もはや日本語を正しく理解できるかの問題。
本文の「30日間で100人分以上の顧客情報にアクセスした営業部員のログに限定」をしっかり理解する。
期間内(30日間)で、100人分以上の顧客情報(ユニークな顧客IDが100個ぶん)にアクセス(READ)した営業部員を抽出する。

ア アクセスしたユニークな顧客ID数が100以上の営業部員のログ
 →正しい。

イ アクセスしたユニークな顧客ID数が100以上の日のログ
 →対象期間は1日でなく、30日である。

ウ ログ件数が100以上の営業部員のログ
 →ログは読み取り(READ)だけでなく、ログイン(LOGIN)やログアウト(LOGOUT)等でも記録される。
  顧客情報にアクセスした回数とログ件数は同じではない

エ ログ件数が100以上の日のログ
 →ウと同様。また1日ごとではなく、30日間ぶんのログが対象。


設問6 C君が観察した次の(ⅰ)~(ⅳ)の事象のうち,本文中の下線⑤の原因となるも
のを全て挙げた組み合わせを,解答群の中から選べ。

(ⅰ) Bシステムで表示した顧客情報をコピーし,表計算ソフトにペーストした上でA
   社の共有ファイルサーバに置いて共有している。
(ⅱ) Bシステムの使用申請をしてから,営業部長が承認するまでに2週間掛かって
   いる。
(ⅲ) ある営業部員が共用PCからBシステムにログインし,ログインしたままその
   PCで他の営業部員がBシステムを使っている。
(ⅳ) ある営業部員が頻繁にBシステムにログイン,ログアウトを繰り返している。

解答群
ア (ⅰ), (ⅱ)  イ (ⅰ), (ⅱ),(ⅳ)  ウ (ⅰ), (ⅲ)
エ (ⅰ), (ⅳ)  オ (ⅱ), (ⅲ)     カ (ⅱ), (ⅲ), (ⅳ)
キ (ⅱ), (ⅳ)  ク (ⅲ), (ⅳ)

解説を表示
 ウ((ⅰ), (ⅲ))

最後の設問だけあって、ここだけやや難易度が高い
本文から考えるのではなく、「実現できない要件」があることを「部長に相談」し、「課長に改善を依頼」したことを覚えておき、解答群から正解を見出さなくてはならない。
(今回は部長と課長の下りは使わないようだが)
要件が「ログのレビューと不正の早期発見」と「後から営業部員のアクセス状況を特定」である事も把握しておくと解答しやすい。

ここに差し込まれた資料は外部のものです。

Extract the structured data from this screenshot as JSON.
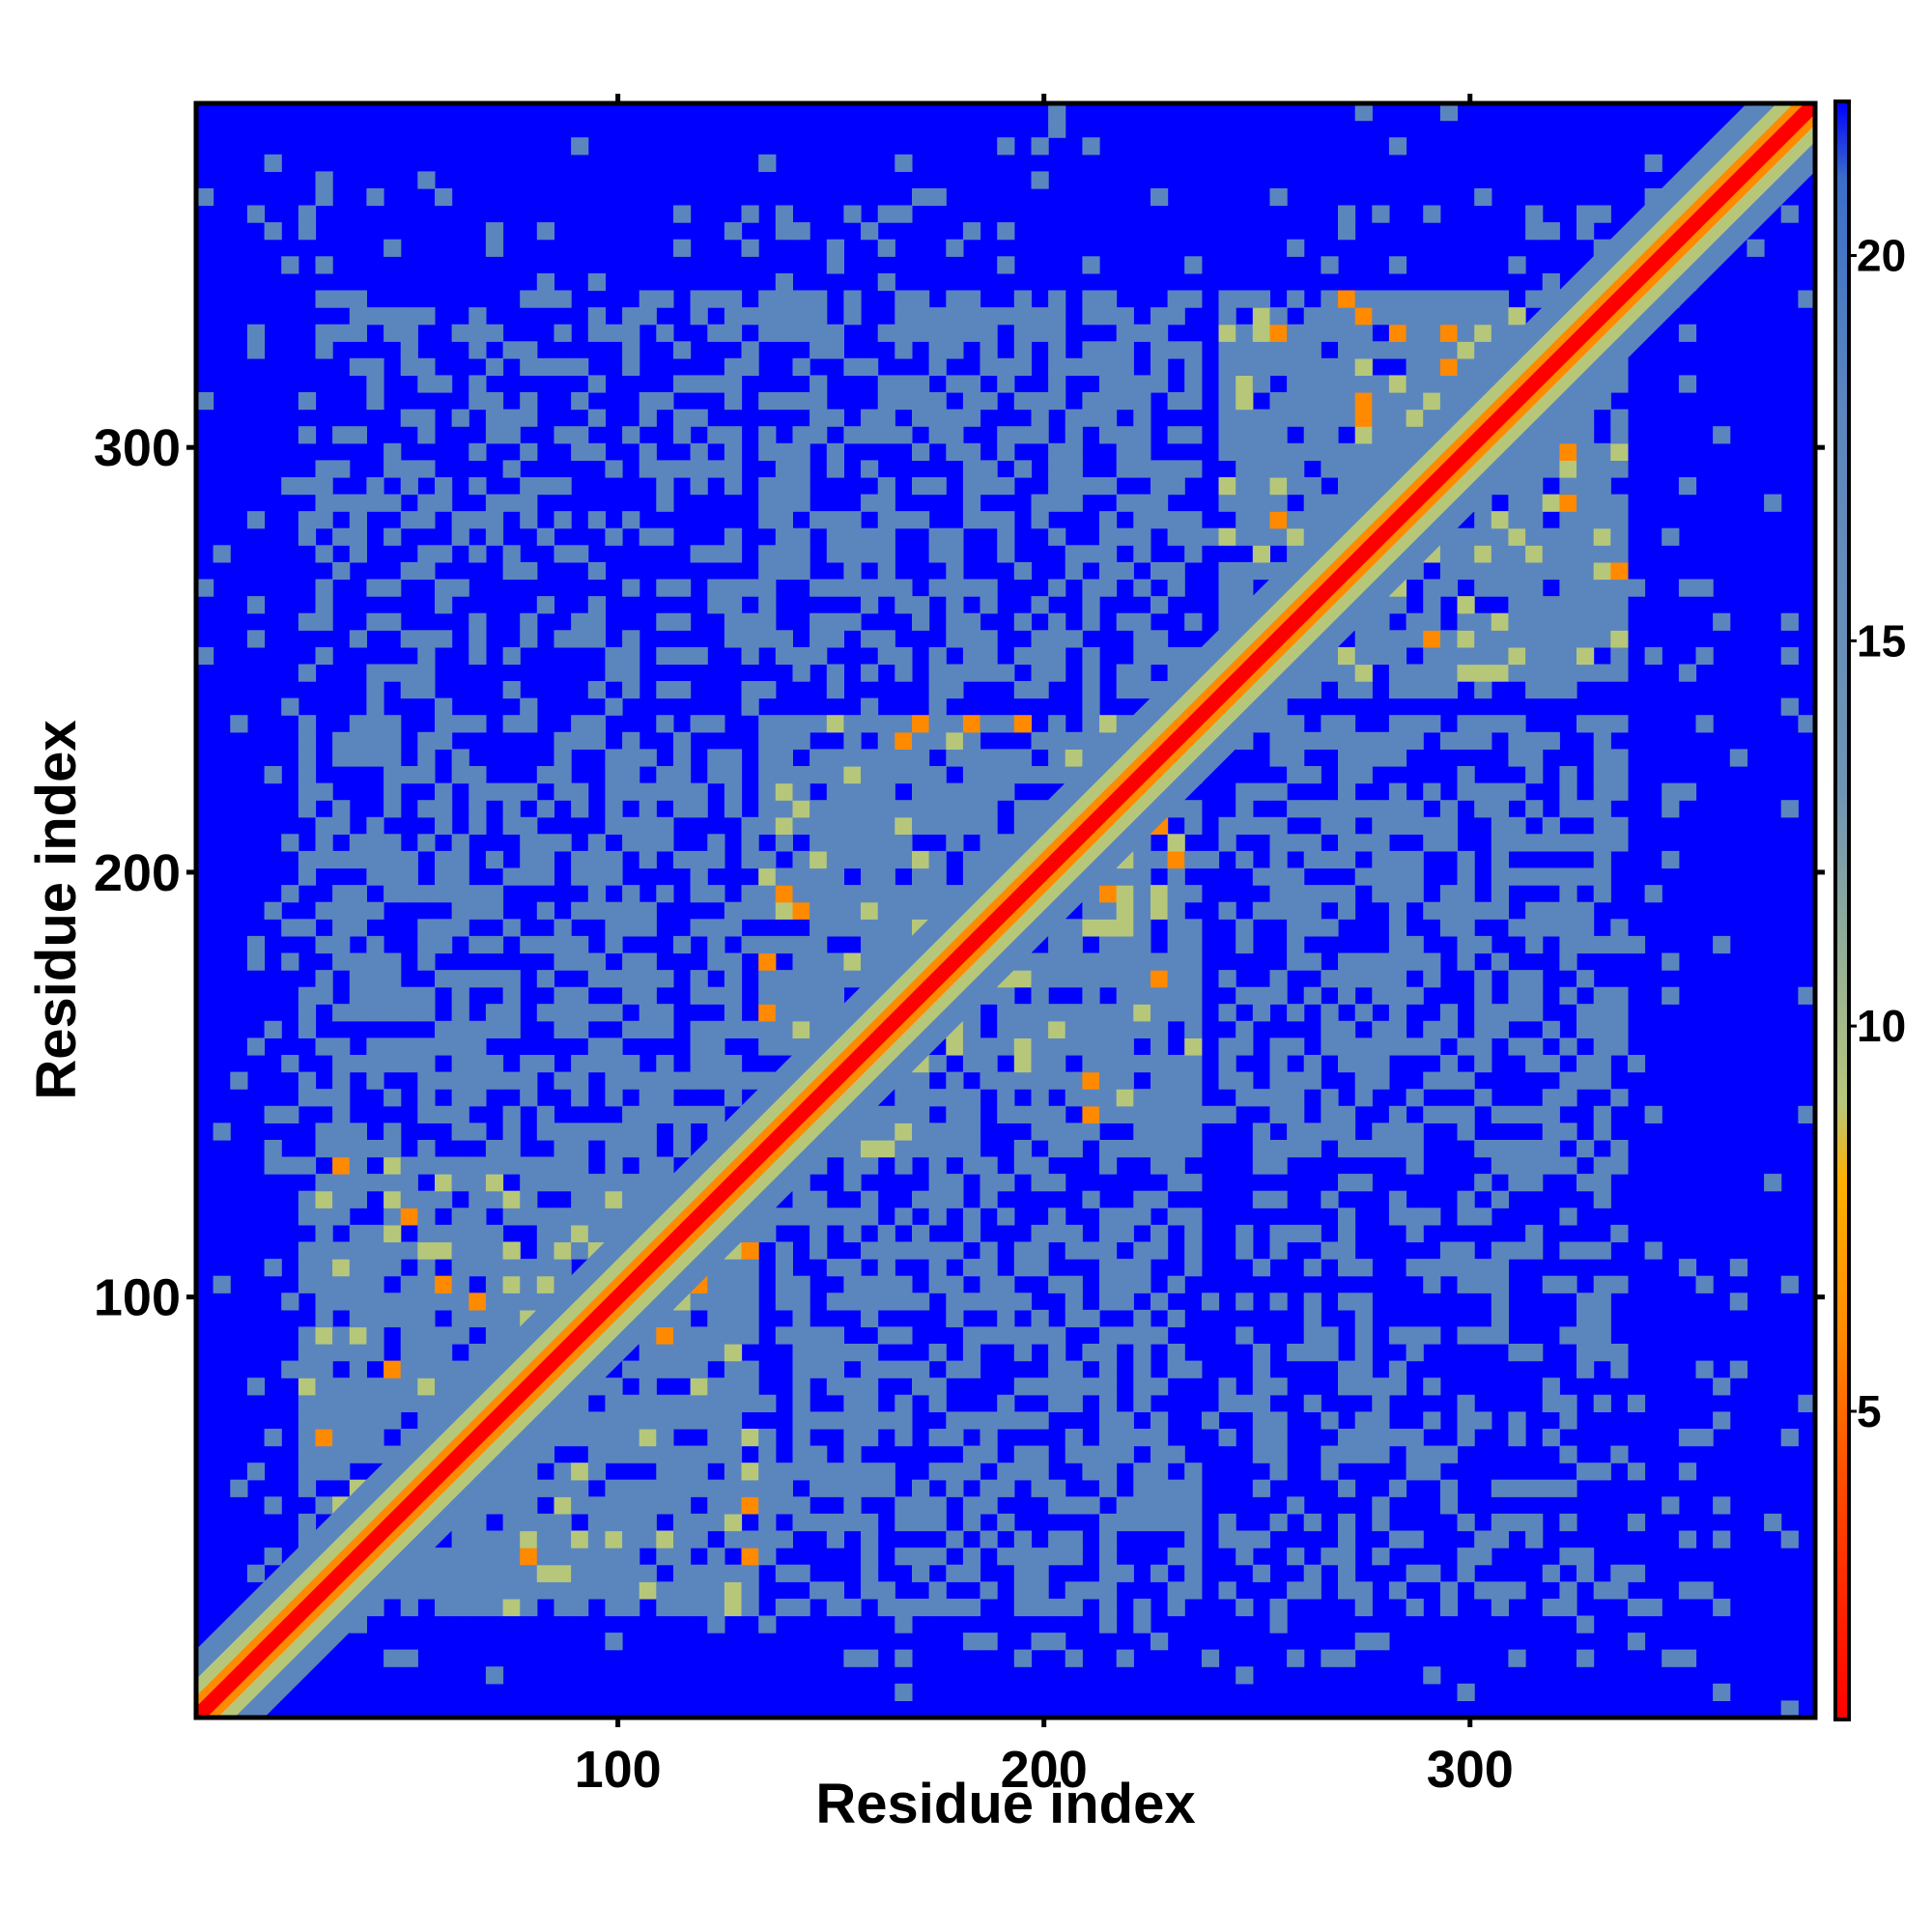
{
  "chart_data": {
    "type": "heatmap",
    "title": "",
    "xlabel": "Residue index",
    "ylabel": "Residue index",
    "xlim": [
      1,
      381
    ],
    "ylim": [
      1,
      381
    ],
    "x_ticks": [
      100,
      200,
      300
    ],
    "y_ticks": [
      100,
      200,
      300
    ],
    "x_tick_labels": [
      "100",
      "200",
      "300"
    ],
    "y_tick_labels": [
      "100",
      "200",
      "300"
    ],
    "colorbar": {
      "range": [
        1,
        22
      ],
      "ticks": [
        5,
        10,
        15,
        20
      ],
      "tick_labels": [
        "5",
        "10",
        "15",
        "20"
      ],
      "colors": [
        {
          "value": 1,
          "color": "#ff0000"
        },
        {
          "value": 4,
          "color": "#ff4a00"
        },
        {
          "value": 6,
          "color": "#ff8a00"
        },
        {
          "value": 8,
          "color": "#ffb000"
        },
        {
          "value": 9,
          "color": "#b7c77a"
        },
        {
          "value": 13,
          "color": "#6f95b4"
        },
        {
          "value": 18,
          "color": "#5b86bd"
        },
        {
          "value": 21,
          "color": "#3b6ec8"
        },
        {
          "value": 22,
          "color": "#0000ff"
        }
      ]
    },
    "background_color": "#0000ff",
    "diagonal_color": "#ff0000",
    "contact_color": "#5b86bd",
    "domains": [
      {
        "start": 25,
        "end": 132
      },
      {
        "start": 133,
        "end": 236
      },
      {
        "start": 238,
        "end": 335
      }
    ],
    "grid": false
  }
}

(ⅰ) Bシステムで表示した顧客情報をコピーし,表計算ソフトにペーストした上でA社の共有ファイルサーバに置いて共有している。
 →要件に抵触するかどうかの判断がやや難しい。ただし(ⅰ)~(ⅳ)を確認すると、(ⅲ)だけが正解である事が分かる。
  (ⅲ)だけの解答は存在しないため、必然的に「ウ (ⅰ), (ⅲ)」を選ぶことができる。
  試験として難易度が高いと思われる問題は上記のような救済が行われる事もあるので、諦めずに分かる部分を解くことが大事。
  ちなみに正攻法で解くなら、Bシステムからコピーした顧客情報を共有(アクセス)した際、アクセス状況が残らないために「後から営業部員のアクセス状況を特定」という要件を満たせなくなると判断する。

(ⅱ) Bシステムの使用申請をしてから,営業部長が承認するまでに2週間掛かっている。
 →使用申請から承認までの期間が長い事は業務上問題はあるかもしれないが、要件には関係ない
  不正の早期発見に関しても、そもそも承認して使い始める前段階で期間が長い事は、操作後の不正発見には影響しない。

(ⅲ) ある営業部員が共用PCからBシステムにログインし,ログインしたままその
   PCで他の営業部員がBシステムを使っている。
 →ログインした者と顧客情報にアクセスした者が異なる。要件の「後から営業部員のアクセス状況を特定」ができなくなる。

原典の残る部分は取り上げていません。